Это неправильно на очень многих уровнях.
Черт, сейчас я даже не знаю, боюсь ли я рассказать им об этом из-за их реакции или просто слишком боюсь посмотреть правде в глаза, признать, что там произошло, признать это и начать процесс выяснения, как это пережить. Я готова на все, лишь бы не вспоминать эти подробности, не произносить слова вслух и не видеть выражений их лиц.
Что они обо мне подумают? Будут ли они считать меня грязной? Подержанным товаром? Отвернутся ли они от меня, не имея возможности даже прикоснуться ко мне, не представляя, что сделал со мной их отец?
Дерьмо.
Сейчас я хочу сосредоточиться только на том, чтобы им стало лучше. Как только мы выберемся из этого бункера и найдем, где остановиться, где залечь на дно и обдумать наш следующий шаг, тогда мы сможем разобраться с неприятными деталями.

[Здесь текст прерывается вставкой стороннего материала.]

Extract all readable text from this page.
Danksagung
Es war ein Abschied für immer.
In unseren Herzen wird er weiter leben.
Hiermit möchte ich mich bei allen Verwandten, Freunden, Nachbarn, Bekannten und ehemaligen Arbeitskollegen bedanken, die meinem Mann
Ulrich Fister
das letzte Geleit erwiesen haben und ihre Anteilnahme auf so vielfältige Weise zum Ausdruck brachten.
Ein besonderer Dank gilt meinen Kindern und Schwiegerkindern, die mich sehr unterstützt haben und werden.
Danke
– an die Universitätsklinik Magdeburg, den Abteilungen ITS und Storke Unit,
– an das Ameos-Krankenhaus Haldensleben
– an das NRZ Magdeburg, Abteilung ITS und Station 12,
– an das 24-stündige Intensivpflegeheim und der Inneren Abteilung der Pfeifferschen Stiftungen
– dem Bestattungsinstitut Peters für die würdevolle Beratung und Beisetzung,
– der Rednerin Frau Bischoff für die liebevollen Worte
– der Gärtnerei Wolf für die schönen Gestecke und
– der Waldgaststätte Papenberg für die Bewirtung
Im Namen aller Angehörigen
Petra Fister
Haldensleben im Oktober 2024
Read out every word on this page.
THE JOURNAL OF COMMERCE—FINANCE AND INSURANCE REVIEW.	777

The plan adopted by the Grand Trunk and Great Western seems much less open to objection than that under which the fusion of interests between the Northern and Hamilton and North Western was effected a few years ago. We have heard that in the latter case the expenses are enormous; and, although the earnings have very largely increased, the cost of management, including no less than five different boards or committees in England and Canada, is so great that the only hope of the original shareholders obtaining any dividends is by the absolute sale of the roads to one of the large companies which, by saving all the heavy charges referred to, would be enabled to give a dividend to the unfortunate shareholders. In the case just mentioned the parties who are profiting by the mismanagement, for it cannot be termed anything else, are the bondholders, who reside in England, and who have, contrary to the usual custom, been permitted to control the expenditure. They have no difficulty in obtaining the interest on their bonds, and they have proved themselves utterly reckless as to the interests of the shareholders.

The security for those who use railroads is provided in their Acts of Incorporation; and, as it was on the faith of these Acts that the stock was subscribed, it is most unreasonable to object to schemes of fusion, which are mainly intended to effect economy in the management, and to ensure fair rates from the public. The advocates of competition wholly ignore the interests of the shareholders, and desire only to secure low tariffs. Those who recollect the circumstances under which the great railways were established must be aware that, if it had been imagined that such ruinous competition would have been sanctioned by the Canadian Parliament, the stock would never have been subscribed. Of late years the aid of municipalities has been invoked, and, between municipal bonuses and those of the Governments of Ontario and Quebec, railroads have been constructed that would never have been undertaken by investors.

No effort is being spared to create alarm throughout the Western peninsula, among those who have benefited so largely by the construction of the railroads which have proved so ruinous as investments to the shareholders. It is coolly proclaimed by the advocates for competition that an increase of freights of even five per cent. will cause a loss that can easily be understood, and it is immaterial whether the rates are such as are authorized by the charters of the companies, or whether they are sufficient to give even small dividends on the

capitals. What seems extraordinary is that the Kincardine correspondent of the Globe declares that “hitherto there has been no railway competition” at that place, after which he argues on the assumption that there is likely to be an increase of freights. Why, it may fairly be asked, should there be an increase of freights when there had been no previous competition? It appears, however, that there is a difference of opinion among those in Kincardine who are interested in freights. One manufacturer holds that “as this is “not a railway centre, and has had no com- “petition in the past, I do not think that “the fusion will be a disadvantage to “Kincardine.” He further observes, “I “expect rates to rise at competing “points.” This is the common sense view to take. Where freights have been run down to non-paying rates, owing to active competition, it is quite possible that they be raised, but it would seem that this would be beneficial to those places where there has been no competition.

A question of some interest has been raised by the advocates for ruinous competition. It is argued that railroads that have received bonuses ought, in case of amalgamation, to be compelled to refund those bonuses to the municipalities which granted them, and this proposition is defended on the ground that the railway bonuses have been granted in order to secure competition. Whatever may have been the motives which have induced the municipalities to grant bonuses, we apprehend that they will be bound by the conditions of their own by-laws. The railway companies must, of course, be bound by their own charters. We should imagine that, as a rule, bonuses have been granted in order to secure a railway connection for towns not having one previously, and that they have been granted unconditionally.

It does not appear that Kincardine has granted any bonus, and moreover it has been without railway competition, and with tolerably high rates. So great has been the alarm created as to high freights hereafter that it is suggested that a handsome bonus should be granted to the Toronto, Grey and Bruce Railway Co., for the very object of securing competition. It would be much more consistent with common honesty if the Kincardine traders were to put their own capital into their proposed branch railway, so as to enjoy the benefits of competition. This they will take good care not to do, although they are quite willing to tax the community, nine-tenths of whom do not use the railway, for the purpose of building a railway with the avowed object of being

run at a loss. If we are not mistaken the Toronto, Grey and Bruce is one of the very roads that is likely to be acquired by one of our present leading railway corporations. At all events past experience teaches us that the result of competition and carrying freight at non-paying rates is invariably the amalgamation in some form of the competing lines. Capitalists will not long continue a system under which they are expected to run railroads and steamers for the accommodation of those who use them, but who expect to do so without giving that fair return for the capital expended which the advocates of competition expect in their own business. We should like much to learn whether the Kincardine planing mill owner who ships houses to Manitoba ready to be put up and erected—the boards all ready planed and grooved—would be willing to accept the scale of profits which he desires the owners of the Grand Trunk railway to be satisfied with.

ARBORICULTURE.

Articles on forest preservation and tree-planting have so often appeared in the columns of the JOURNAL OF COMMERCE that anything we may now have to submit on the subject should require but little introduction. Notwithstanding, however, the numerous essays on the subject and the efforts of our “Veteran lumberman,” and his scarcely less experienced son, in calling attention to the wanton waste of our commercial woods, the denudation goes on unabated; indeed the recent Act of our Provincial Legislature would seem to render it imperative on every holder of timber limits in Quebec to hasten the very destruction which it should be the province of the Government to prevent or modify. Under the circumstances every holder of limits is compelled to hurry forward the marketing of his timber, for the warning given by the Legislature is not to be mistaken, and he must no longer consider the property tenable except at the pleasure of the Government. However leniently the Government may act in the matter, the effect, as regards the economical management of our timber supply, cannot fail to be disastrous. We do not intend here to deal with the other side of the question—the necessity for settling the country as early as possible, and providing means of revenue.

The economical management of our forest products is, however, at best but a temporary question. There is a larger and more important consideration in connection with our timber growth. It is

Маркус проходит передо мной в сотый раз за последние несколько минут, и я закатываю глаза, прислоняясь спиной к стене тесного бункера. Одно дело, когда они втроем были ограничены в движениях, но после трех долгих дней они просто немного разволновались. Я не виню их, и, побывав взаперти в этих камерах, они, вероятно, отчаянно нуждаются в свободе.
— Прекрати, блядь, расхаживать по комнате, — ворчит Леви, играя с пистолетом, вытаскивая патроны, прежде чем вставить их обратно, той же рутине он следовал в течение последнего часа. Но, эй, я не из тех, кто осуждает, — все, что угодно, лишь бы скоротать время. — У тебя разойдутся швы.
— Мои швы — не твоя гребаная забота, — парирует Маркус, его способность сохранять спокойствие давно исчезла.
Леви усмехается, бросая злобный взгляд на своего брата.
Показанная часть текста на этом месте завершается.